Die Aufhebung der erstinstanzlichen Feststellungsbescheide gemäß § 299 Abs. 2 BAO durch die belangte Behörde - eine gesetzwidrige Ausübung des ihr hiefür eingeräumten Ermessens wurde nicht behauptet und liegt auch offenbar nicht vor - ist daher nicht als inhaltlich rechtswidrig zu erkennen, weshalb die Beschwerde der Erstbeschwerdeführerin gemäß § 42 Abs. 1 VwGG als unbegründet abzuweisen war.
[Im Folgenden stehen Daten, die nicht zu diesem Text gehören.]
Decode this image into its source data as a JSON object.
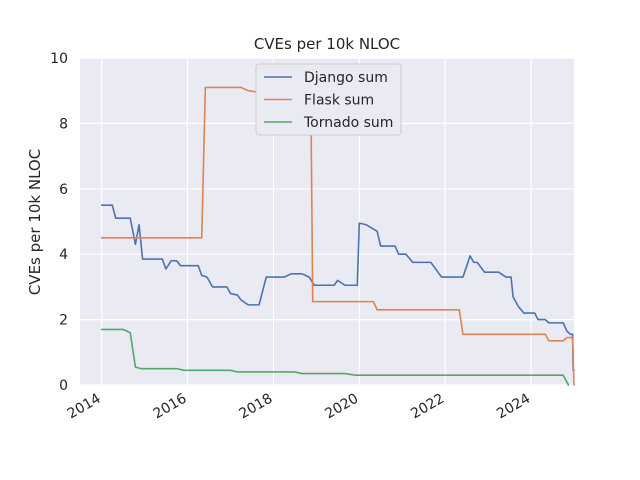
{
  "chart_data": {
    "type": "line",
    "title": "CVEs per 10k NLOC",
    "xlabel": "",
    "ylabel": "CVEs per 10k NLOC",
    "xlim": [
      "2013-07-01",
      "2025-01-01"
    ],
    "ylim": [
      0,
      10
    ],
    "x_ticks": [
      {
        "value": "2014-01-01",
        "label": "2014"
      },
      {
        "value": "2016-01-01",
        "label": "2016"
      },
      {
        "value": "2018-01-01",
        "label": "2018"
      },
      {
        "value": "2020-01-01",
        "label": "2020"
      },
      {
        "value": "2022-01-01",
        "label": "2022"
      },
      {
        "value": "2024-01-01",
        "label": "2024"
      }
    ],
    "y_ticks": [
      0,
      2,
      4,
      6,
      8,
      10
    ],
    "grid": true,
    "legend_position": "top-center",
    "series": [
      {
        "name": "Django sum",
        "color": "#4c72b0",
        "points": [
          [
            "2014-01-01",
            5.5
          ],
          [
            "2014-04-01",
            5.5
          ],
          [
            "2014-05-01",
            5.1
          ],
          [
            "2014-09-01",
            5.1
          ],
          [
            "2014-10-15",
            4.3
          ],
          [
            "2014-11-15",
            4.9
          ],
          [
            "2014-12-15",
            3.85
          ],
          [
            "2015-06-01",
            3.85
          ],
          [
            "2015-07-01",
            3.55
          ],
          [
            "2015-08-15",
            3.8
          ],
          [
            "2015-10-01",
            3.8
          ],
          [
            "2015-11-01",
            3.65
          ],
          [
            "2016-04-01",
            3.65
          ],
          [
            "2016-05-01",
            3.35
          ],
          [
            "2016-06-15",
            3.3
          ],
          [
            "2016-08-01",
            3.0
          ],
          [
            "2016-12-01",
            3.0
          ],
          [
            "2017-01-01",
            2.8
          ],
          [
            "2017-03-01",
            2.75
          ],
          [
            "2017-04-01",
            2.6
          ],
          [
            "2017-06-01",
            2.45
          ],
          [
            "2017-09-01",
            2.45
          ],
          [
            "2017-11-01",
            3.3
          ],
          [
            "2018-04-01",
            3.3
          ],
          [
            "2018-06-01",
            3.4
          ],
          [
            "2018-09-01",
            3.4
          ],
          [
            "2018-11-01",
            3.3
          ],
          [
            "2018-12-15",
            3.05
          ],
          [
            "2019-06-01",
            3.05
          ],
          [
            "2019-07-01",
            3.2
          ],
          [
            "2019-09-01",
            3.05
          ],
          [
            "2019-12-15",
            3.05
          ],
          [
            "2020-01-01",
            4.95
          ],
          [
            "2020-03-01",
            4.9
          ],
          [
            "2020-06-01",
            4.7
          ],
          [
            "2020-07-01",
            4.25
          ],
          [
            "2020-11-01",
            4.25
          ],
          [
            "2020-12-01",
            4.0
          ],
          [
            "2021-02-01",
            4.0
          ],
          [
            "2021-04-01",
            3.75
          ],
          [
            "2021-09-01",
            3.75
          ],
          [
            "2021-12-01",
            3.3
          ],
          [
            "2022-06-01",
            3.3
          ],
          [
            "2022-08-01",
            3.95
          ],
          [
            "2022-09-01",
            3.75
          ],
          [
            "2022-10-01",
            3.75
          ],
          [
            "2022-12-01",
            3.45
          ],
          [
            "2023-04-01",
            3.45
          ],
          [
            "2023-06-01",
            3.3
          ],
          [
            "2023-07-15",
            3.3
          ],
          [
            "2023-08-01",
            2.7
          ],
          [
            "2023-09-15",
            2.4
          ],
          [
            "2023-11-01",
            2.2
          ],
          [
            "2024-02-01",
            2.2
          ],
          [
            "2024-03-01",
            2.0
          ],
          [
            "2024-05-01",
            2.0
          ],
          [
            "2024-06-01",
            1.9
          ],
          [
            "2024-10-01",
            1.9
          ],
          [
            "2024-11-01",
            1.65
          ],
          [
            "2024-12-01",
            1.55
          ],
          [
            "2024-12-20",
            1.55
          ],
          [
            "2024-12-25",
            0.45
          ],
          [
            "2025-01-01",
            0.45
          ]
        ]
      },
      {
        "name": "Flask sum",
        "color": "#dd8452",
        "points": [
          [
            "2014-01-01",
            4.5
          ],
          [
            "2016-05-01",
            4.5
          ],
          [
            "2016-06-01",
            9.1
          ],
          [
            "2017-04-01",
            9.1
          ],
          [
            "2017-06-01",
            9.0
          ],
          [
            "2017-09-01",
            8.95
          ],
          [
            "2018-09-01",
            8.95
          ],
          [
            "2018-11-15",
            8.95
          ],
          [
            "2018-12-01",
            2.55
          ],
          [
            "2020-05-01",
            2.55
          ],
          [
            "2020-06-01",
            2.3
          ],
          [
            "2022-05-01",
            2.3
          ],
          [
            "2022-06-01",
            1.55
          ],
          [
            "2023-12-01",
            1.55
          ],
          [
            "2024-05-01",
            1.55
          ],
          [
            "2024-06-01",
            1.35
          ],
          [
            "2024-10-01",
            1.35
          ],
          [
            "2024-11-01",
            1.45
          ],
          [
            "2024-12-20",
            1.45
          ],
          [
            "2025-01-01",
            0.0
          ]
        ]
      },
      {
        "name": "Tornado sum",
        "color": "#55a868",
        "points": [
          [
            "2014-01-01",
            1.7
          ],
          [
            "2014-07-01",
            1.7
          ],
          [
            "2014-09-01",
            1.6
          ],
          [
            "2014-10-15",
            0.55
          ],
          [
            "2014-12-01",
            0.5
          ],
          [
            "2015-10-01",
            0.5
          ],
          [
            "2015-12-01",
            0.45
          ],
          [
            "2017-01-01",
            0.45
          ],
          [
            "2017-03-01",
            0.4
          ],
          [
            "2018-07-01",
            0.4
          ],
          [
            "2018-09-01",
            0.35
          ],
          [
            "2019-09-01",
            0.35
          ],
          [
            "2019-12-01",
            0.3
          ],
          [
            "2024-10-01",
            0.3
          ],
          [
            "2024-11-15",
            0.0
          ]
        ]
      }
    ]
  }
}
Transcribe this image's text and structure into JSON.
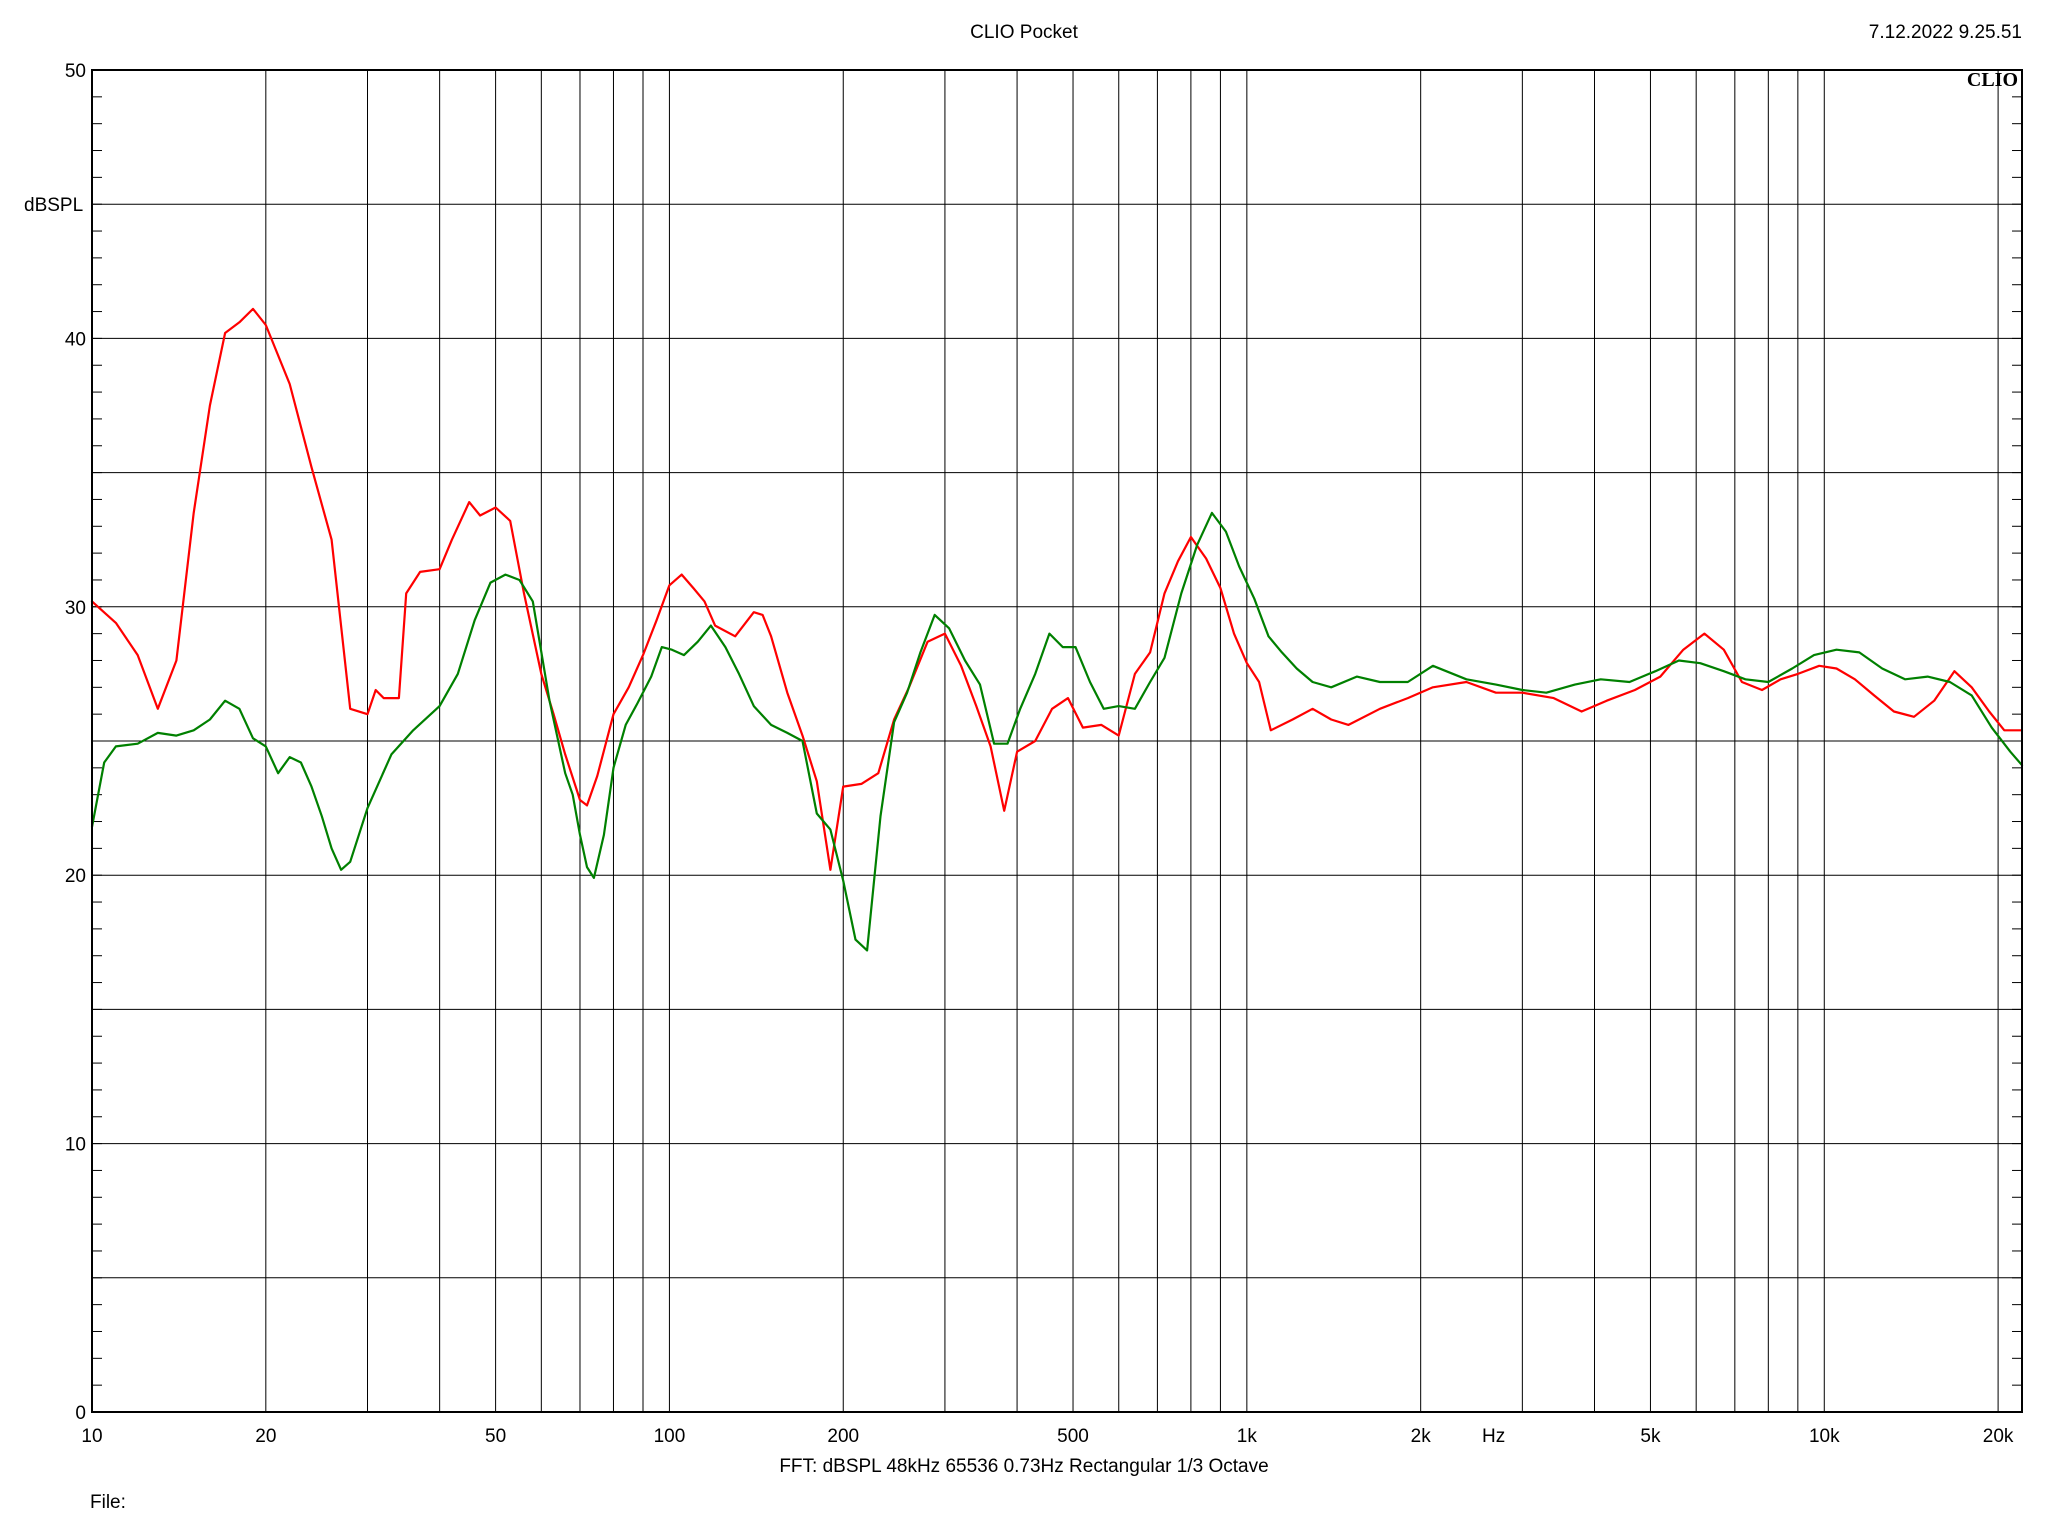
{
  "header": {
    "title": "CLIO Pocket",
    "datetime": "7.12.2022 9.25.51"
  },
  "brand": {
    "logo_text": "CLIO"
  },
  "footer": {
    "settings": "FFT:  dBSPL  48kHz   65536  0.73Hz  Rectangular  1/3 Octave",
    "file_label": "File:"
  },
  "colors": {
    "series_red": "#ff0000",
    "series_green": "#008000",
    "grid": "#000000"
  },
  "chart_data": {
    "type": "line",
    "title": "CLIO Pocket",
    "xlabel": "Hz",
    "ylabel": "dBSPL",
    "x_scale": "log",
    "xlim": [
      10,
      22000
    ],
    "ylim": [
      0,
      50
    ],
    "grid": true,
    "y_ticks": [
      0,
      10,
      20,
      30,
      40,
      50
    ],
    "x_ticks": [
      {
        "value": 10,
        "label": "10"
      },
      {
        "value": 20,
        "label": "20"
      },
      {
        "value": 50,
        "label": "50"
      },
      {
        "value": 100,
        "label": "100"
      },
      {
        "value": 200,
        "label": "200"
      },
      {
        "value": 500,
        "label": "500"
      },
      {
        "value": 1000,
        "label": "1k"
      },
      {
        "value": 2000,
        "label": "2k"
      },
      {
        "value": 5000,
        "label": "5k"
      },
      {
        "value": 10000,
        "label": "10k"
      },
      {
        "value": 20000,
        "label": "20k"
      }
    ],
    "series": [
      {
        "color": "#ff0000",
        "points": [
          [
            10,
            30.2
          ],
          [
            11,
            29.4
          ],
          [
            12,
            28.2
          ],
          [
            13,
            26.2
          ],
          [
            14,
            28
          ],
          [
            15,
            33.5
          ],
          [
            16,
            37.5
          ],
          [
            17,
            40.2
          ],
          [
            18,
            40.6
          ],
          [
            19,
            41.1
          ],
          [
            20,
            40.5
          ],
          [
            22,
            38.3
          ],
          [
            24,
            35.2
          ],
          [
            26,
            32.5
          ],
          [
            28,
            26.2
          ],
          [
            30,
            26
          ],
          [
            31,
            26.9
          ],
          [
            32,
            26.6
          ],
          [
            34,
            26.6
          ],
          [
            35,
            30.5
          ],
          [
            37,
            31.3
          ],
          [
            40,
            31.4
          ],
          [
            42,
            32.5
          ],
          [
            45,
            33.9
          ],
          [
            47,
            33.4
          ],
          [
            50,
            33.7
          ],
          [
            53,
            33.2
          ],
          [
            56,
            30.5
          ],
          [
            60,
            27.5
          ],
          [
            63,
            26
          ],
          [
            66,
            24.5
          ],
          [
            70,
            22.8
          ],
          [
            72,
            22.6
          ],
          [
            75,
            23.7
          ],
          [
            80,
            26
          ],
          [
            85,
            27
          ],
          [
            90,
            28.2
          ],
          [
            95,
            29.5
          ],
          [
            100,
            30.8
          ],
          [
            105,
            31.2
          ],
          [
            110,
            30.7
          ],
          [
            115,
            30.2
          ],
          [
            120,
            29.3
          ],
          [
            130,
            28.9
          ],
          [
            140,
            29.8
          ],
          [
            145,
            29.7
          ],
          [
            150,
            28.9
          ],
          [
            160,
            26.8
          ],
          [
            170,
            25.2
          ],
          [
            180,
            23.5
          ],
          [
            190,
            20.2
          ],
          [
            200,
            23.3
          ],
          [
            215,
            23.4
          ],
          [
            230,
            23.8
          ],
          [
            245,
            25.8
          ],
          [
            260,
            27
          ],
          [
            280,
            28.7
          ],
          [
            300,
            29
          ],
          [
            320,
            27.8
          ],
          [
            340,
            26.3
          ],
          [
            360,
            24.8
          ],
          [
            380,
            22.4
          ],
          [
            400,
            24.6
          ],
          [
            430,
            25
          ],
          [
            460,
            26.2
          ],
          [
            490,
            26.6
          ],
          [
            520,
            25.5
          ],
          [
            560,
            25.6
          ],
          [
            600,
            25.2
          ],
          [
            640,
            27.5
          ],
          [
            680,
            28.3
          ],
          [
            720,
            30.5
          ],
          [
            760,
            31.7
          ],
          [
            800,
            32.6
          ],
          [
            850,
            31.8
          ],
          [
            900,
            30.7
          ],
          [
            950,
            29
          ],
          [
            1000,
            27.9
          ],
          [
            1050,
            27.2
          ],
          [
            1100,
            25.4
          ],
          [
            1200,
            25.8
          ],
          [
            1300,
            26.2
          ],
          [
            1400,
            25.8
          ],
          [
            1500,
            25.6
          ],
          [
            1700,
            26.2
          ],
          [
            1900,
            26.6
          ],
          [
            2100,
            27
          ],
          [
            2400,
            27.2
          ],
          [
            2700,
            26.8
          ],
          [
            3000,
            26.8
          ],
          [
            3400,
            26.6
          ],
          [
            3800,
            26.1
          ],
          [
            4200,
            26.5
          ],
          [
            4700,
            26.9
          ],
          [
            5200,
            27.4
          ],
          [
            5700,
            28.4
          ],
          [
            6200,
            29
          ],
          [
            6700,
            28.4
          ],
          [
            7200,
            27.2
          ],
          [
            7800,
            26.9
          ],
          [
            8400,
            27.3
          ],
          [
            9000,
            27.5
          ],
          [
            9800,
            27.8
          ],
          [
            10500,
            27.7
          ],
          [
            11300,
            27.3
          ],
          [
            12200,
            26.7
          ],
          [
            13200,
            26.1
          ],
          [
            14300,
            25.9
          ],
          [
            15500,
            26.5
          ],
          [
            16800,
            27.6
          ],
          [
            18000,
            27
          ],
          [
            19300,
            26.1
          ],
          [
            20500,
            25.4
          ],
          [
            22000,
            25.4
          ]
        ]
      },
      {
        "color": "#008000",
        "points": [
          [
            10,
            21.8
          ],
          [
            10.5,
            24.2
          ],
          [
            11,
            24.8
          ],
          [
            12,
            24.9
          ],
          [
            13,
            25.3
          ],
          [
            14,
            25.2
          ],
          [
            15,
            25.4
          ],
          [
            16,
            25.8
          ],
          [
            17,
            26.5
          ],
          [
            18,
            26.2
          ],
          [
            19,
            25.1
          ],
          [
            20,
            24.8
          ],
          [
            21,
            23.8
          ],
          [
            22,
            24.4
          ],
          [
            23,
            24.2
          ],
          [
            24,
            23.3
          ],
          [
            25,
            22.2
          ],
          [
            26,
            21
          ],
          [
            27,
            20.2
          ],
          [
            28,
            20.5
          ],
          [
            30,
            22.5
          ],
          [
            33,
            24.5
          ],
          [
            36,
            25.4
          ],
          [
            40,
            26.3
          ],
          [
            43,
            27.5
          ],
          [
            46,
            29.5
          ],
          [
            49,
            30.9
          ],
          [
            52,
            31.2
          ],
          [
            55,
            31
          ],
          [
            58,
            30.2
          ],
          [
            62,
            26.5
          ],
          [
            66,
            23.8
          ],
          [
            68,
            23
          ],
          [
            70,
            21.5
          ],
          [
            72,
            20.3
          ],
          [
            74,
            19.9
          ],
          [
            77,
            21.5
          ],
          [
            80,
            24
          ],
          [
            84,
            25.6
          ],
          [
            88,
            26.4
          ],
          [
            93,
            27.4
          ],
          [
            97,
            28.5
          ],
          [
            101,
            28.4
          ],
          [
            106,
            28.2
          ],
          [
            112,
            28.7
          ],
          [
            118,
            29.3
          ],
          [
            125,
            28.5
          ],
          [
            132,
            27.5
          ],
          [
            140,
            26.3
          ],
          [
            150,
            25.6
          ],
          [
            160,
            25.3
          ],
          [
            170,
            25
          ],
          [
            180,
            22.3
          ],
          [
            190,
            21.7
          ],
          [
            200,
            19.8
          ],
          [
            210,
            17.6
          ],
          [
            220,
            17.2
          ],
          [
            232,
            22.2
          ],
          [
            245,
            25.7
          ],
          [
            258,
            26.8
          ],
          [
            272,
            28.3
          ],
          [
            288,
            29.7
          ],
          [
            305,
            29.2
          ],
          [
            325,
            28
          ],
          [
            345,
            27.1
          ],
          [
            365,
            24.9
          ],
          [
            385,
            24.9
          ],
          [
            405,
            26.2
          ],
          [
            430,
            27.5
          ],
          [
            455,
            29
          ],
          [
            480,
            28.5
          ],
          [
            505,
            28.5
          ],
          [
            535,
            27.2
          ],
          [
            565,
            26.2
          ],
          [
            600,
            26.3
          ],
          [
            640,
            26.2
          ],
          [
            680,
            27.2
          ],
          [
            720,
            28.1
          ],
          [
            770,
            30.5
          ],
          [
            820,
            32.3
          ],
          [
            870,
            33.5
          ],
          [
            920,
            32.8
          ],
          [
            970,
            31.5
          ],
          [
            1030,
            30.3
          ],
          [
            1090,
            28.9
          ],
          [
            1150,
            28.3
          ],
          [
            1220,
            27.7
          ],
          [
            1300,
            27.2
          ],
          [
            1400,
            27
          ],
          [
            1550,
            27.4
          ],
          [
            1700,
            27.2
          ],
          [
            1900,
            27.2
          ],
          [
            2100,
            27.8
          ],
          [
            2400,
            27.3
          ],
          [
            2700,
            27.1
          ],
          [
            3000,
            26.9
          ],
          [
            3300,
            26.8
          ],
          [
            3700,
            27.1
          ],
          [
            4100,
            27.3
          ],
          [
            4600,
            27.2
          ],
          [
            5100,
            27.6
          ],
          [
            5600,
            28
          ],
          [
            6100,
            27.9
          ],
          [
            6700,
            27.6
          ],
          [
            7300,
            27.3
          ],
          [
            8000,
            27.2
          ],
          [
            8800,
            27.7
          ],
          [
            9600,
            28.2
          ],
          [
            10500,
            28.4
          ],
          [
            11500,
            28.3
          ],
          [
            12600,
            27.7
          ],
          [
            13800,
            27.3
          ],
          [
            15100,
            27.4
          ],
          [
            16500,
            27.2
          ],
          [
            18000,
            26.7
          ],
          [
            19500,
            25.5
          ],
          [
            21000,
            24.6
          ],
          [
            22000,
            24.1
          ]
        ]
      }
    ]
  }
}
Von der Abhaltung einer mündlichen Verhandlung konnte ungeachtet des darauf abzielenden Antrages gemäß § 39 Abs. 2 Z. 6 VwGG abgesehen werden, weil die Schriftsätze der Parteien des verwaltungsgerichtlichen Verfahrens und die dem Verwaltungsgerichtshof vorgelegten Akten des Verwaltungsverfahrens erkennen ließen, daß die mündliche Erörterung eine weitere Klärung der Rechtssache nicht erwarten läßt.

3.) Die Entscheidung über den Aufwandersatz gründet sich auf die §§ 47, 48 Abs. 2 Z. 1 und 2, 51 und 53 Abs. 1 VwGG in Verbindung mit Art. I B Z. 4 und 5 der Verordnung des Bundeskanzlers vom 30. Mai 1985, BGBl. Nr. 243.